В Петербурге непременно хотели введения диссидентов в гражданские права; в Варшаве никто не имел никакой надежды достигнуть этого обыкновенным, мирным образом. Король писал Ржевускому: «Приказания, данные Репнину, ввести диссидентов и в законодательную деятельность республики, суть громовые удары для страны и для меня лично. Если есть какая-нибудь человеческая возможность, внушите императрице, что корона, которую она мне доставила, сделается для меня одеждою Несса: я сгорю в ней, и конец мой будет ужасен. Ясно предвижу предстоящий мне страшный выбор, если императрица будет настаивать на своих приказаниях: или я должен буду отказаться от ее дружбы, столь дорогой моему сердцу и столь необходимой для моего царствования и для моего государства, или я должен буду явиться изменником моему отечеству. Если Россия непременно захочет ввести диссидентов в законодательство, то пусть их будет немного, 10 или 12, все же это будет 10 или 12 вождей законно существующей партии, смотрящей на государство и правительство польское как на врага, против которого она должна необходимо и постоянно искать помощи извне. Я знаю, что это дело может мне стоить короны и жизни, я это знаю, но повторяю, что не могу изменить отечеству. Если в императрице осталось малейшее чувство благосклонности ко мне, то есть еще время. Она может дать приказания Репнину, что если сейм уступит диссидентам в других их требованиях, но исключит их из законодательства, то чтоб он не двигал войск, находящихся в Литве, и чтоб не вводились новые войска во владения республики. Сила может все – я это знаю; но разве употребляют силу против тех, которых любят, чтоб принудить их к тому, на что они смотрят как на величайшее несчастье. Я не мог решиться написать это прямо императрице; я побоялся, чтоб мое надорванное сердце и чрезвычайное волнение моего духа не внесли в мое письмо таких слов, которые вместо смягчения могли бы раздражить ее. Но вы делайте, что можете. Погибнуть – ничего не значит, но погибнуть от руки столь дорогой – ужасно».

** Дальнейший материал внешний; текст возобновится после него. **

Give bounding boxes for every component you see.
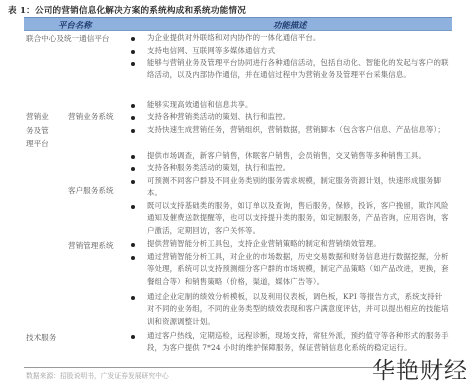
bullet-icon <box>131 205 135 209</box>
description-item: 通过营销智能分析工具，对企业的市场数据，历史交易数据和财务信息进行数据挖掘，分析… <box>147 251 449 288</box>
platform-name-line: 务及管 <box>26 124 49 138</box>
description-item: 通过企业定制的绩效分析模板，以及利用仪表板，调色板，KPI 等报告方式，系统支持… <box>147 291 449 328</box>
platform-name-line: 理平台 <box>26 137 49 151</box>
table-title: 表 1：公司的营销信息化解决方案的系统构成和系统功能情况 <box>8 4 468 17</box>
description-item: 既可以支持基础类的服务，如订单以及查询，售后服务，保修，投诉，客户挽留，欺诈风险… <box>147 200 449 237</box>
subsystem-marketing-business: 营销业务系统 <box>68 110 114 124</box>
platform-name-tech-service: 技术服务 <box>26 331 56 345</box>
description-item: 提供市场调查，新客户销售，休眠客户销售，会员销售，交叉销售等多种销售工具。 <box>147 150 449 162</box>
subsystem-marketing-management: 营销管理系统 <box>68 239 114 253</box>
bullet-icon <box>131 167 135 171</box>
description-item: 支持各种营销类活动的策划、执行和监控。 <box>147 111 449 123</box>
subsystem-customer-service: 客户服务系统 <box>68 184 114 198</box>
table-header: 平台名称 功能描述 <box>24 17 452 31</box>
bullet-icon <box>131 243 135 247</box>
source-note: 数据来源：招股说明书，广发证券发展研究中心 <box>26 370 169 380</box>
description-item: 支持各种服务类活动的策划，执行和监控。 <box>147 162 449 174</box>
description-item: 可预测不同客户群及不同业务类别的服务需求规模，制定服务资源计划，快速形成服务脚本… <box>147 175 449 200</box>
bullet-icon <box>131 104 135 108</box>
description-item: 能够与营销业务及管理平台协同进行各种通信活动，包括自动化、智能化的发起与客户的联… <box>147 57 449 82</box>
bullet-icon <box>131 155 135 159</box>
platform-name-marketing: 营销业 务及管 理平台 <box>26 110 49 151</box>
bullet-icon <box>131 296 135 300</box>
bullet-icon <box>131 116 135 120</box>
bullet-icon <box>131 129 135 133</box>
description-item: 能够实现高效通信和信息共享。 <box>147 99 449 111</box>
bullet-icon <box>131 62 135 66</box>
description-item: 支持电信网、互联网等多媒体通信方式 <box>147 45 449 57</box>
watermark: 华艳财经 <box>372 352 468 385</box>
platform-name-unified-comm: 联合中心及统一通信平台 <box>26 32 110 46</box>
description-item: 为企业提供对外联络和对内协作的一体化通信平台。 <box>147 32 449 44</box>
header-function-description: 功能描述 <box>273 19 307 31</box>
bullet-icon <box>131 335 135 339</box>
bullet-icon <box>131 256 135 260</box>
bullet-icon <box>131 37 135 41</box>
platform-name-line: 营销业 <box>26 110 49 124</box>
description-item: 支持快速生成营销任务，营销组织，营销数据，营销脚本（包含客户信息、产品信息等）； <box>147 124 449 136</box>
bullet-icon <box>131 180 135 184</box>
header-platform-name: 平台名称 <box>58 19 92 31</box>
bullet-icon <box>131 50 135 54</box>
description-item: 提供营销智能分析工具包，支持企业营销策略的制定和营销绩效管理。 <box>147 238 449 250</box>
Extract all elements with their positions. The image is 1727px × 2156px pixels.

Репнин также ужасался. «Повеления, данные по диссидентскому делу, ужасны, – писал он Панину, – истинно волосы у меня дыбом становятся, когда думаю об оном, не имея почти ни малой надежды, кроме единственной силы, исполнить волю всемилостивейшей государыни касательно до гражданских диссидентских преимуществ». Но Екатерина не ужаснулась и велела отвечать Станиславу-Августу, что решительно не понимает, каким это образом диссиденты, допущенные к законодательной деятельности, будут вследствие этого более враждебно относиться к государству и правительству польскому, чем относятся теперь; не может понять, каким образом король считает себя изменником отечеству за то, чего требует справедливость, что составит его славу и твердое благо государства. «Если король так смотрит на это дело, – заключила Екатерина, – то мне остается вечное и чувствительное сожаление о том, что я могла обмануться в дружбе короля, в образе его мыслей и чувств».

Репнин продолжал повторять прежние известия: «Другого в склонности публики в диссидентском деле донести не могу, как то же, что и прежде доносил: все против введения диссидентов в гражданские чины, слышать не хотят, чтоб они могли быть на сеймах земскими послами, и много таких безумных и беспутно-отчаянных голов, которые говорят, что лучше до крайности дойти и потерпеть совершенное разорение от русских войск, чем согласиться на это». Репнин объявил королю, что Россия требует всех гражданских прав для диссидентов, исключая одного права – быть сенаторами и гетманами; но если Россию заставят силою достигнуть этого, то, может быть, тогда она не согласится и на это исключение. «Но ведь нацию нельзя к этому уговорить!» – возражал король. «Воля ее и. в. непременна и во всей точности исполнена будет», – отвечал Репнин. Король всячески его оборачивал и выспрашивал, подлинно ли это последнее слово с русской стороны, подлинно ли русские войска вступят в Польшу, если диссидентское дело не пройдет на сейме. Репнин уверял, что подлинно. Тогда король спросил его: «Можете ли вы мне поручиться, что, если все требуемое вами будет исполнено, императрица будет совершенно довольна и далее этого дела не поведет?» Репнин отвечал, что может поручиться. Чарторыйские говорили, что не видят почти способа заставить нацию исполнить желание России, но будут стараться об этом по возможности, не отвечая за успех, который выше их сил.